A German émigré to St. Louis, Joseph Paul Vorst (1897-1947) made public art for the Works Progress Administration and taught and created art in the city, including “Mother and Child,” oil on Masonite, circa 1940.

“We were founded in the era of Manifest Destiny, the Mexican War: 1846 was an important year in the country,” Hoover says. “We’re trying to show how diverse the exhibition is as well. In the large gallery on the first floor, the centerpiece of the entire exhibition is the story of the African American experience within the city and how that related to this institution. We collected widely around African American history, the history of slavery and slave narratives.”

Library staff is planning a yearlong celebration of the exhibition and the Mercantile Library’s 175th anniversary, which also happens to coincide with the 25th anniversary of its affiliation with UMSL. While COVID-19 health and safety guidelines preclude the library from offering some of the trappings that normally go with exhibitions of this nature, Hoover anticipates virtual events and lectures in the late spring and summer followed by some events and special programs in the fall as as health protocols allow.

All culminating – hopefully – with a big celebration in April 2022.

“This allows us to savor this for an entire year,” Hoover says. “That seemed to make sense to us, since we’re all trying to get back to normal as carefully as we can.”

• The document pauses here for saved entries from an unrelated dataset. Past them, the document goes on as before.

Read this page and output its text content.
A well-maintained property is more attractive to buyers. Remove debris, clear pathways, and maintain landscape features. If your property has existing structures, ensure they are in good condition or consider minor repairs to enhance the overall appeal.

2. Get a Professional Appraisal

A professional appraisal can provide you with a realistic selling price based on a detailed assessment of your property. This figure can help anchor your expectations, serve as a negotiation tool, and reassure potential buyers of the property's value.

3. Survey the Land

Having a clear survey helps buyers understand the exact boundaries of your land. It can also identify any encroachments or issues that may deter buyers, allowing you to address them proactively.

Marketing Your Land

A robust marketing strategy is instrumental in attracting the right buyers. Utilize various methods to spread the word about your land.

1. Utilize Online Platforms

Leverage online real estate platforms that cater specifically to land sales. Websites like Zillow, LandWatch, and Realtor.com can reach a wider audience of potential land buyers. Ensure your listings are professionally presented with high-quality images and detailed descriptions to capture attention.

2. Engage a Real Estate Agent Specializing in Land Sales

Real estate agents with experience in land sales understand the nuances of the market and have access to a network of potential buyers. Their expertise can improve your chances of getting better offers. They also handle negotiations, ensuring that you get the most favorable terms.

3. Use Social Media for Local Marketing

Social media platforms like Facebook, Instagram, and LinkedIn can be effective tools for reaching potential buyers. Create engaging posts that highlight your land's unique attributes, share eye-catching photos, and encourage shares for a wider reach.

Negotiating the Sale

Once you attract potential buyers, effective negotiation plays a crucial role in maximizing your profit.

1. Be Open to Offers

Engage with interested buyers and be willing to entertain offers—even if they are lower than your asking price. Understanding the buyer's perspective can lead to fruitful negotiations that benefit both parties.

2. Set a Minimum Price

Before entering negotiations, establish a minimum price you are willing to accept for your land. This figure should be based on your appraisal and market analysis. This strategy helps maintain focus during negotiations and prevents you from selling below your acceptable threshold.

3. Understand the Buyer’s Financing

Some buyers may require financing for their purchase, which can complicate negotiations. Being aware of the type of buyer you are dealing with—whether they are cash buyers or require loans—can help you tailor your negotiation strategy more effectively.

As the community takes in the exhibition and the suite of programming that surrounds it, Hoover hopes that people come away with a new appreciation for the Mercantile Library.

And, just maybe, a few favorite pieces of their own.

“I’ll feel like it’s a very successful exhibition if I see pride in viewers,” Hoover says. “Sometimes we get this from people – and it’s a little backhanded: ‘We didn’t know this was here.’ If people are reacquainted with the library and its importance to the city, the nation and the university in a very proud sense, that’s credit enough.”